Streatham Garden Sheds
Streatham Care Home Wins Gardening Award
However, most care homes don’t have a garden room where you can still potter about which is a great shame. I’m sure that it is quite therapeutic being away from others and enjoying your own company. Maybe it’s something they could consider, all it would need is a small section of the garden set to one side. If the shed or summer house was large enough then it could be shared among the residents as you would expect older persons to be able to share more so than youngsters, why we could hope!
Full marks have to go to a care home in Streatham as they won a prestigious award for its garden. Charlie Dimmock, who is famous for Ground Force, the program where they go around transforming gardens in each program, presented the Barchester in Bloom national award to their superb garden. Lochduhar Care Home beat 57 other care homes in this competition and the awards ceremony was held in London at the Hurlingham Club.
These care home awards are for imaginative gardening and Lochduhar’s garden featured sensory and musical areas enabling the residents to enjoy their surroundings. This area was created by the residents and their relatives who devoted their own time to improve the garden at the home. It was a plain bare garden area and was transformed into a lively, colourful oasis for the residents of the Memory Lane dementia unit and is now a well used garden haven.
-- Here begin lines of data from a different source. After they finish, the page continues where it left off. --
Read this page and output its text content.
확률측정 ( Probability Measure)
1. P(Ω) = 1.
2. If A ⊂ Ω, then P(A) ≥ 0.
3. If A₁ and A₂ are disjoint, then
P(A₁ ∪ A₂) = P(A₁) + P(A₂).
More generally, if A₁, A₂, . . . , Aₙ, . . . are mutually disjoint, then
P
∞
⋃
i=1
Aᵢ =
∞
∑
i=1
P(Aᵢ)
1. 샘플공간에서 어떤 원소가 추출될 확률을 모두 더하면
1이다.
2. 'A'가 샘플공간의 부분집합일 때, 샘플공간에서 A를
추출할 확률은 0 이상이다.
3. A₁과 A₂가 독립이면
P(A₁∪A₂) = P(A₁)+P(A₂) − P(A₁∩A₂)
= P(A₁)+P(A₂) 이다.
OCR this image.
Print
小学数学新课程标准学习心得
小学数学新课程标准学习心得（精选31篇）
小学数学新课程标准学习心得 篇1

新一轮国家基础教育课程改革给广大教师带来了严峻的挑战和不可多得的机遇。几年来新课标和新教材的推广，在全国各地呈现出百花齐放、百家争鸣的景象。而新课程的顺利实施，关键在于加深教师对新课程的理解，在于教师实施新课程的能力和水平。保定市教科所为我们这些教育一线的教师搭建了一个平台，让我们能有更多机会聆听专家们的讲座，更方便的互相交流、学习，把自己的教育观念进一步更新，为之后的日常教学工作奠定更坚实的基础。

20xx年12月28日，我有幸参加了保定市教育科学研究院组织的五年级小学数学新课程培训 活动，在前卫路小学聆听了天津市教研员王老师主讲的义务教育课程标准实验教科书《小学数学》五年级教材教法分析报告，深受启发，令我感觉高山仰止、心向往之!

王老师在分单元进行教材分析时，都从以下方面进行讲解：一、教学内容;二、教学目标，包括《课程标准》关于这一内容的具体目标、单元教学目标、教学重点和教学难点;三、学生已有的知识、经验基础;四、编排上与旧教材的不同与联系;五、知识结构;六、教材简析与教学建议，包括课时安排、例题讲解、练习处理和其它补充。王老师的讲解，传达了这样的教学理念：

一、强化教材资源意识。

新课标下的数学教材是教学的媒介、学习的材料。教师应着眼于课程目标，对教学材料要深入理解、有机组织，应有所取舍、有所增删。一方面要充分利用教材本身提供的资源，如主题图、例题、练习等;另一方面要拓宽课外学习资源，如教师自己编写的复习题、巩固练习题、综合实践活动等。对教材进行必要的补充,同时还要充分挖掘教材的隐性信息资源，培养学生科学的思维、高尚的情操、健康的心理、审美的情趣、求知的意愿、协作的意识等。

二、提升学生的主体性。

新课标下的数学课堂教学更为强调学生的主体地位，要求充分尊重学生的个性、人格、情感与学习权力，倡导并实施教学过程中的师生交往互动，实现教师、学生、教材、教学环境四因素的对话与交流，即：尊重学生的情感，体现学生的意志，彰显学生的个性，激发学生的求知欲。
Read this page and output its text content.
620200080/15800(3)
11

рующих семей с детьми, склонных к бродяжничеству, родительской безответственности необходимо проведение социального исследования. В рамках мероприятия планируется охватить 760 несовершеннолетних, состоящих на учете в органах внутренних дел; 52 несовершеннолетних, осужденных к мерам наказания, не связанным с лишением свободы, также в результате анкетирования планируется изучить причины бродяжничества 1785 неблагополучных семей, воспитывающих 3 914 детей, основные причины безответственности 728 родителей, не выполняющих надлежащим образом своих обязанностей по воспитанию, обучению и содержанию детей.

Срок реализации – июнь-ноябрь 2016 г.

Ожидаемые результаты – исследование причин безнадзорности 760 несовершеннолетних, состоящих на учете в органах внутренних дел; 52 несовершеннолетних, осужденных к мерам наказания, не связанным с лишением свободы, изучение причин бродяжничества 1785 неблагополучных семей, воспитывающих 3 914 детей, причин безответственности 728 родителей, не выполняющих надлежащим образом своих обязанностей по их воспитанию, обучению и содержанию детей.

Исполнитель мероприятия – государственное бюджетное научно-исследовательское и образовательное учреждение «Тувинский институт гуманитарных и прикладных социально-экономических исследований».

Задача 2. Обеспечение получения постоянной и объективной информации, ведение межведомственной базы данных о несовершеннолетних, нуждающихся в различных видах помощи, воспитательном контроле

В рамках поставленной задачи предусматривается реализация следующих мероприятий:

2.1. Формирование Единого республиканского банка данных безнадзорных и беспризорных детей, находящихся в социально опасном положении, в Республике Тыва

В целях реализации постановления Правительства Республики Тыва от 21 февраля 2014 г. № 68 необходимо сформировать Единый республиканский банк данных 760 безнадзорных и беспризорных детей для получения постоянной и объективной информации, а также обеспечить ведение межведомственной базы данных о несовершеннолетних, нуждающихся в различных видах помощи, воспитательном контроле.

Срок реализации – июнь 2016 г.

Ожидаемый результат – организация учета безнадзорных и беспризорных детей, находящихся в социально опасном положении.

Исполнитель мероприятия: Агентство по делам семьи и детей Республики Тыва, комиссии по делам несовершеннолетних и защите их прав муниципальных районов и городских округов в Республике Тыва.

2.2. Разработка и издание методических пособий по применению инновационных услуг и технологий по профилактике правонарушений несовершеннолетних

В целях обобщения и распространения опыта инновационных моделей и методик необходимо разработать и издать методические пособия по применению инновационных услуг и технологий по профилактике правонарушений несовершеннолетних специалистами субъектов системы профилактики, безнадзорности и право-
I would expect that a garden shed or some form of garden building would be incorporated into the design which would be a great for the many residents who have had to give up gardening.
Lochduhar provides specialist help for persons with dementia, which is a very worrying condition, and physical disabilities. It’s located in the outskirts of the town in the Southern Uplands in Scotland. The manager of the home, Wendy Carruthers, said that it was a fantastic day and that the residents have staff have worked really hard nurturing, planting and designing this garden. She also went on to say, naturally, she was delighted to have won the final in this superb garden competition.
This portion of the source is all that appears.